Platformy, na których firmy przetwarzają dane, stale się zmieniają, a wraz z nimi także rozwiązania konieczne do ochrony zasobów i wymagane umiejętności kadry IT. Może to powodować problemy ze znalezieniem specjalistów. Digitalizację spowalniają także przestarzałe systemy. Są one drogie w utrzymaniu i często wymagają ręcznej obsługi procesów, przez co firmy mają mniejszy budżet i ograniczoną siłę roboczą na nowe inicjatywy.
Ręczne przywracanie działalności dużym ryzykiem dla firm
Raport Veeam wskazuje, że przestój w działalności firmy, spowodowany utratą dostępu do danych i aplikacji w przypadku połowy przedsiębiorstw może skutkować utratą zaufania klientów oraz wiarygodności marki.
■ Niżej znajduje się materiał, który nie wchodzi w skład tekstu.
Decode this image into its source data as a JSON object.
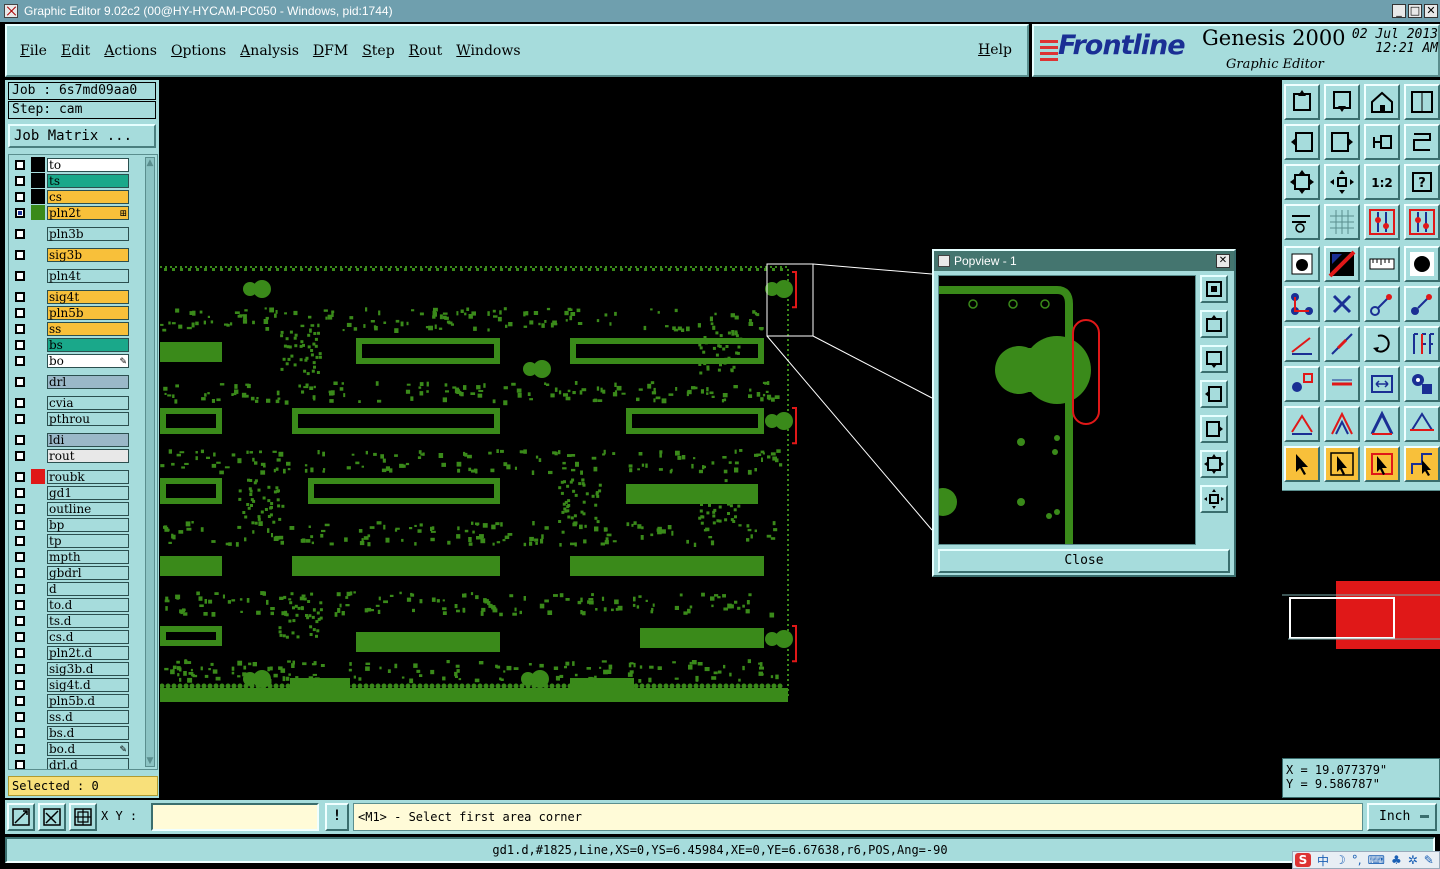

Jako inne kluczowe konsekwencje 44% firm na świecie wskazuje problemy z obsługą długoterminowych i ważnych projektów, a 39% utratę zaufania pracowników. Co trzecie przedsiębiorstwo dostrzega też ryzyko spadku kursu akcji oraz negatywnych skutków prawnych.
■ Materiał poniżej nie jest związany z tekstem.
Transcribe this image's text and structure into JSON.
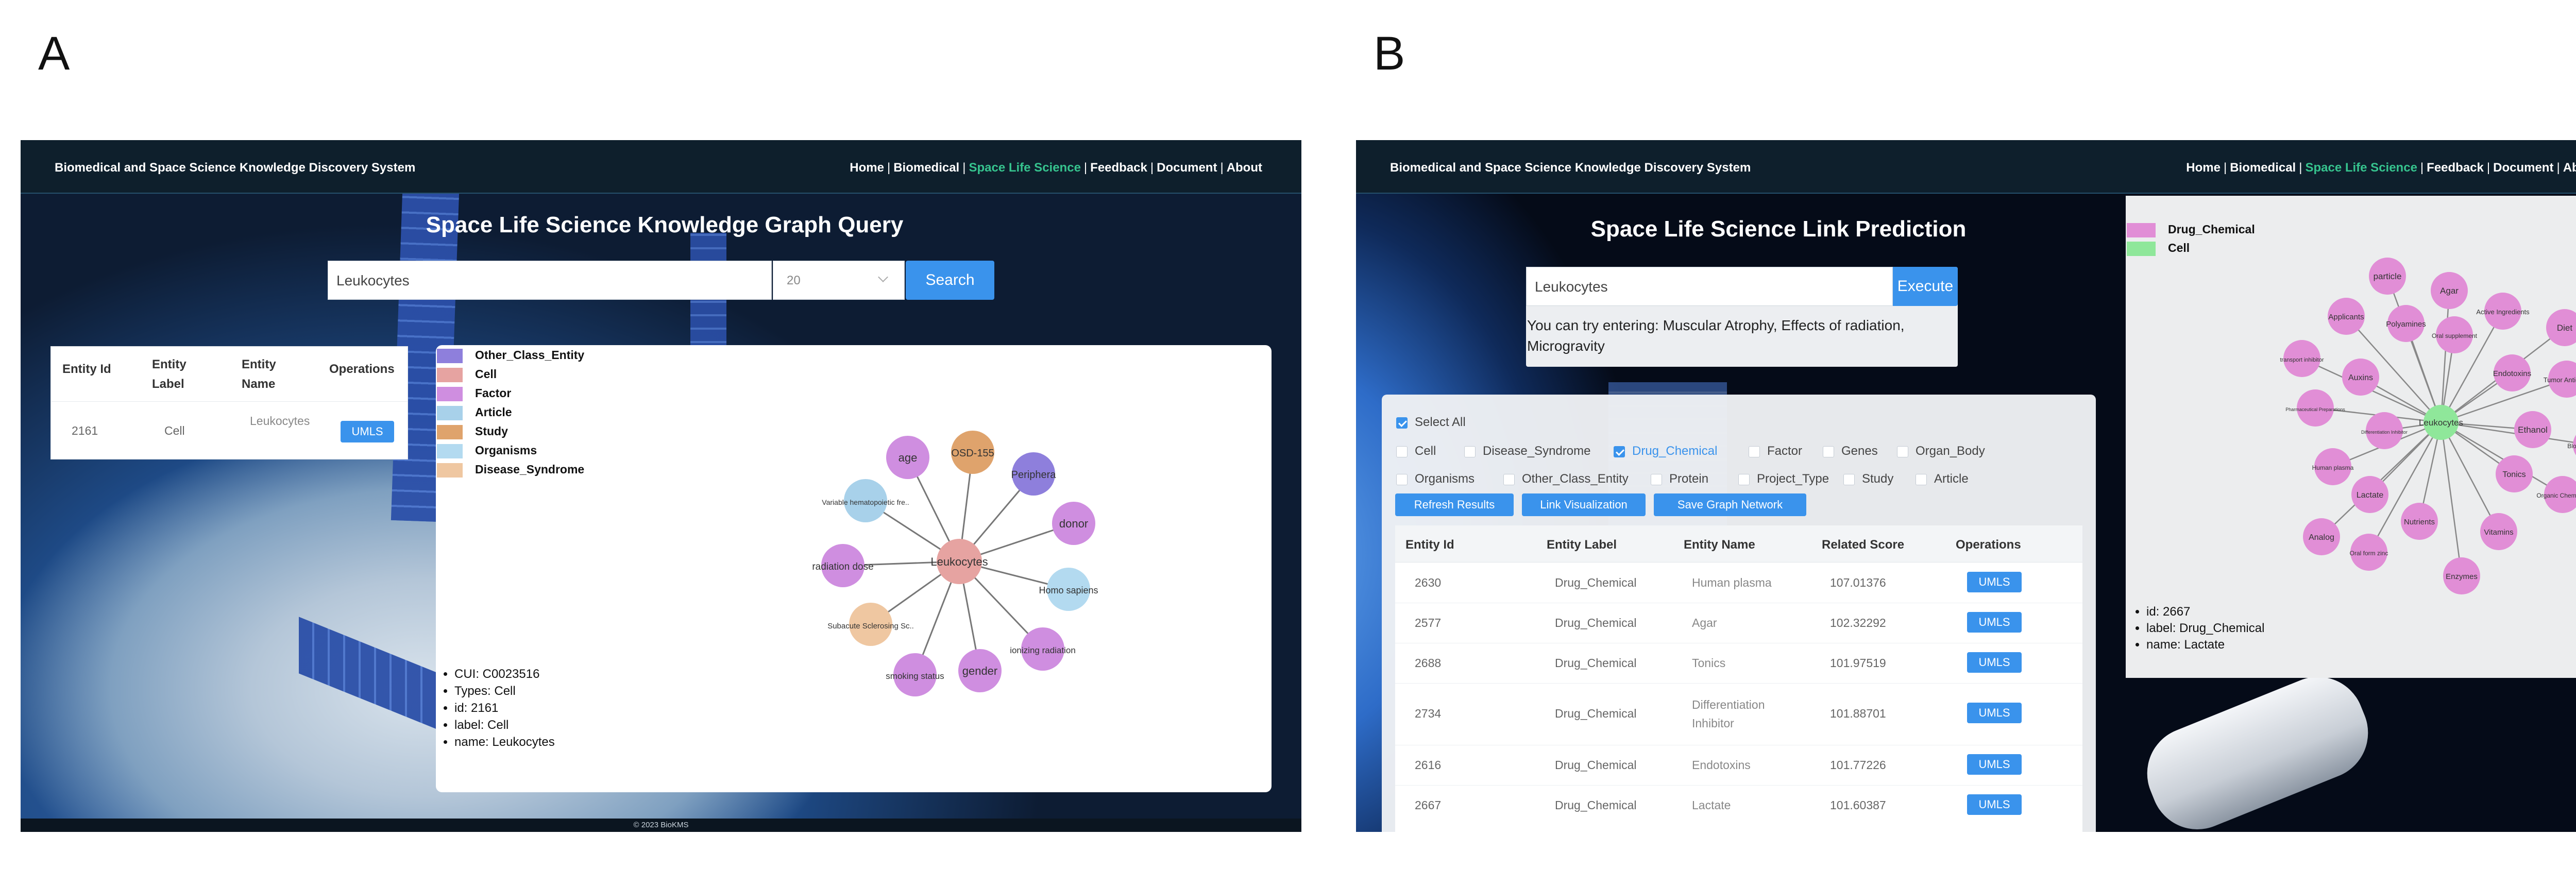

W przypadku awarii, aby ponownie uruchomić procesy, aż 30% firm planuje przywracać do pracy serwery w trybie ręcznym. 45% przedsiębiorstw w przypadku przestoju użyje skryptów, a 25% skorzysta z orkiestrowania tych zadań. Ręczne przywracanie działalności to jednak duże ryzyko – jeśli nie uda się to wystarczająco szybko, może skutkować nawet upadłością biznesu. Nieodpowiednio utrzymywane skrypty mogą być podatne na błędy podczas odzyskiwania danych. Pewność, że wszystko zadziała prawidłowo w momencie kryzysu, daje jedynie orkiestracja. Dzięki niej możliwe jest także wcześniejsze testowanie procesu, aby w trakcie odzyskiwania zasobów nie wystąpił błąd.
Ważny nie tylko wzrost wydatków
Od dwóch lat dynamicznie postępuje modernizacja środowisk IT. Zmiany skłoniły wiele firm do refleksji, że ich systemy ochrony nie są unowocześniane równie szybko, nawet w sytuacji rosnącego uzależnienia biznesu od danych. Coraz więcej jest także zasobów, które trzeba chronić. W ciągu ostatniego roku liczba firm, które zaobserwowały luki w ochronie danych wzrosła o 14%. Aby nie pogłębiały się one, potrzebne są rozwiązania nadążające za rosnącą ilością danych i aplikacji. Nie wystarczy jednak samo zwiększanie wydatków na cyfryzację i zabezpieczenia. Rozwiązania nowoczesnej ochrony danych wykorzystują kopie zapasowe w chmurze i technologie odzyskiwania, które sprawiają, że zabezpieczanie zasobów w dużej skali staje się bardziej ekonomiczne. Oznacza to, że firmy mogą chronić więcej danych mniejszym kosztem. Można to osiągnąć dzięki prostym, elastycznym i niezawodnym rozwiązaniom ochrony danych, które zapewniają ciągłość biznesową.